Une autre belle histoire
Une autre belle histoire a commencé en 1784 quand Rosa persica, dite tout d’abord Hulthemia persica, est arrivée en France au jardin du Luxembourg avec son cœur rouge. Cette recherche a débouché un peu après 2010, soit 230 ans plus tard, en une offre commerciale internationale de nombreuses nuances de couleurs sur ce modèle de fleurs qui rappellent l’hibiscus ou l’althéa. Le plus gros travail d’ingression des gènes qui commandent l’apparition de cet onglet rouge a été réalisé par Jack Harkness et Alec Cocker.
Des couleurs nouvelles
Certaines couleurs présentes seulement chez les variétés botaniques sont devenues disponibles chez les roses modernes remontantes, donnant des roses striées, cheval de bataille de Delbard ou des ponctuations foncées sur fond plus clair, du style « poussières d’étoiles » plutôt développées par Meilland.
Deux tendances récentes
Les nouveaux rosiers lianes à grosses fleurs font merveille lorsqu’ils sont plantés au pied des arbres à mise en feuille tardive comme l’albizzia. Enfin, les rosiers miniatures non greffés offrent un niveau de résistance équivalent aux meilleurs rosiers paysage.

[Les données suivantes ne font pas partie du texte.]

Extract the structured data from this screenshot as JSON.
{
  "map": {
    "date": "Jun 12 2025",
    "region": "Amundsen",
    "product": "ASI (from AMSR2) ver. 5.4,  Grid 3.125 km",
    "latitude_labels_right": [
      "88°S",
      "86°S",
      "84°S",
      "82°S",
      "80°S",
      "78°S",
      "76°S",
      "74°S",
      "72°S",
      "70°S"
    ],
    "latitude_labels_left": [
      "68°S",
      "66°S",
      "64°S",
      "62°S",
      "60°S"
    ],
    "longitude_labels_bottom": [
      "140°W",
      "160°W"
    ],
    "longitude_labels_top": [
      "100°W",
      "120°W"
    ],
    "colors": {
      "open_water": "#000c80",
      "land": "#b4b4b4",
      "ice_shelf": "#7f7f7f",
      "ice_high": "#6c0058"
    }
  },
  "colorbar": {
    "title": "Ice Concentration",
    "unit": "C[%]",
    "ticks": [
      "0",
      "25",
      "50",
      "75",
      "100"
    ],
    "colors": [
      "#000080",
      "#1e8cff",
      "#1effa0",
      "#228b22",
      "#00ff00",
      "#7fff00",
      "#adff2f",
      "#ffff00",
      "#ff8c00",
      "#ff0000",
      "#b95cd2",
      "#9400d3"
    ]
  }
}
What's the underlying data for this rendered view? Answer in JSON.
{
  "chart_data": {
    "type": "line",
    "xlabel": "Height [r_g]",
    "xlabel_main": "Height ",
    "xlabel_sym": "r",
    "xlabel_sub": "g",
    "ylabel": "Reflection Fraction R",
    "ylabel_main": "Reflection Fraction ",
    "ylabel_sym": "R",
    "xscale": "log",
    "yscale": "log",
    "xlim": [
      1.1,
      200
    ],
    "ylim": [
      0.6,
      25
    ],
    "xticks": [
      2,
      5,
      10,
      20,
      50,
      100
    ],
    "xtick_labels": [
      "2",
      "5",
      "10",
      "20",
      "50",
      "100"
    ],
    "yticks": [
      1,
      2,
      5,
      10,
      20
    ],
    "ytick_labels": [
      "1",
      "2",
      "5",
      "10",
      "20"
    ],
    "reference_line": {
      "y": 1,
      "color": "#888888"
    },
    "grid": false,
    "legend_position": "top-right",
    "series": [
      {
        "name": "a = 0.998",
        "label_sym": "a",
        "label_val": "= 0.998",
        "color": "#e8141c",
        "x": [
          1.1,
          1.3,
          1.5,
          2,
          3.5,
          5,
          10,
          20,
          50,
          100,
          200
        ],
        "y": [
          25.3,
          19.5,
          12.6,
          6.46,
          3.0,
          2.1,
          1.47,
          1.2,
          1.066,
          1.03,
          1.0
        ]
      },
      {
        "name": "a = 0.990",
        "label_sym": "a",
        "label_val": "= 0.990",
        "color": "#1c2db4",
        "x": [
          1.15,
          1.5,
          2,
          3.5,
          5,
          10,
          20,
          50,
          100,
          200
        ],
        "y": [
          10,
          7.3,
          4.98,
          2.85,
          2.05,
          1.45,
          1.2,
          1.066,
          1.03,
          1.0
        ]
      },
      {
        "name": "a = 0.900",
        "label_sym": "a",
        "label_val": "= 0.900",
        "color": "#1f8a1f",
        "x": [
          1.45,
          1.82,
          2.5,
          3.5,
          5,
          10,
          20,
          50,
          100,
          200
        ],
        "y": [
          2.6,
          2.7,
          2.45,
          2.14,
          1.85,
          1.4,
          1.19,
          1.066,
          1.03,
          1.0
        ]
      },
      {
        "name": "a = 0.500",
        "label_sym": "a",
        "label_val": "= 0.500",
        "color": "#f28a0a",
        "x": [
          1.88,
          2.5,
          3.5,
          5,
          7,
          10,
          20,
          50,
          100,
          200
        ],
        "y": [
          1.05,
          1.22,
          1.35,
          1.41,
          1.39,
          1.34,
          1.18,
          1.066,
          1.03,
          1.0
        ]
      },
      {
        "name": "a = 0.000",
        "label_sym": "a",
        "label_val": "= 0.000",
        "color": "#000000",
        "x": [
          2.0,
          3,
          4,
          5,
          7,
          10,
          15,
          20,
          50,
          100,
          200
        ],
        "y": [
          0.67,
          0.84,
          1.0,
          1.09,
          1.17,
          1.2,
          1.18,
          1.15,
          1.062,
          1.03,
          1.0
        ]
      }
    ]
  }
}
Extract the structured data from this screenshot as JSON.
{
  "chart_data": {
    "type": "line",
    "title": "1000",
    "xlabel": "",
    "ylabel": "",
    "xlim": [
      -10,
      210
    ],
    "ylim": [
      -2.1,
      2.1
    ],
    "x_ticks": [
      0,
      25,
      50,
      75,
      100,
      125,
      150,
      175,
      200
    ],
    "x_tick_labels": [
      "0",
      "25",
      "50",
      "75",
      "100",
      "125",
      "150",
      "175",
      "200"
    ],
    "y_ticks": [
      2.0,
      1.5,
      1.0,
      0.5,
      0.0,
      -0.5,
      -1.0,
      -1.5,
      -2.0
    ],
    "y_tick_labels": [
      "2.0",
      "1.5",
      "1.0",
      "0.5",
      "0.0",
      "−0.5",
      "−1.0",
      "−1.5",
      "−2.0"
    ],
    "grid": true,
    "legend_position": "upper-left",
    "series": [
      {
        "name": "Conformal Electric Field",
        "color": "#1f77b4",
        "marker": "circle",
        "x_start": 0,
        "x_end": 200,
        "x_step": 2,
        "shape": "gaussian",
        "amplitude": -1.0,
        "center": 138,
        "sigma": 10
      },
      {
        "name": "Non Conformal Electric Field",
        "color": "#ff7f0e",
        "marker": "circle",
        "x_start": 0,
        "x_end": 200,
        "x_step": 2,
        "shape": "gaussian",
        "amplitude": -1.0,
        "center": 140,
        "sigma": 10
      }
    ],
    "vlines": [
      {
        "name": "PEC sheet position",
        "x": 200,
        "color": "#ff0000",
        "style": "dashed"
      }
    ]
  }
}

La progression potentielle du genre Rosa grâce aux hybrides modernes est loin d’avoir atteint ses limites. Pourtant, les productions traditionnelles souffrent. La solution peut résider dans la modernisation des techniques de production en intégrant les rosiers de bouture qui peuvent réduire drastiquement les cycles de production et ouvrir d’autres perspectives, comme la production directement en pot.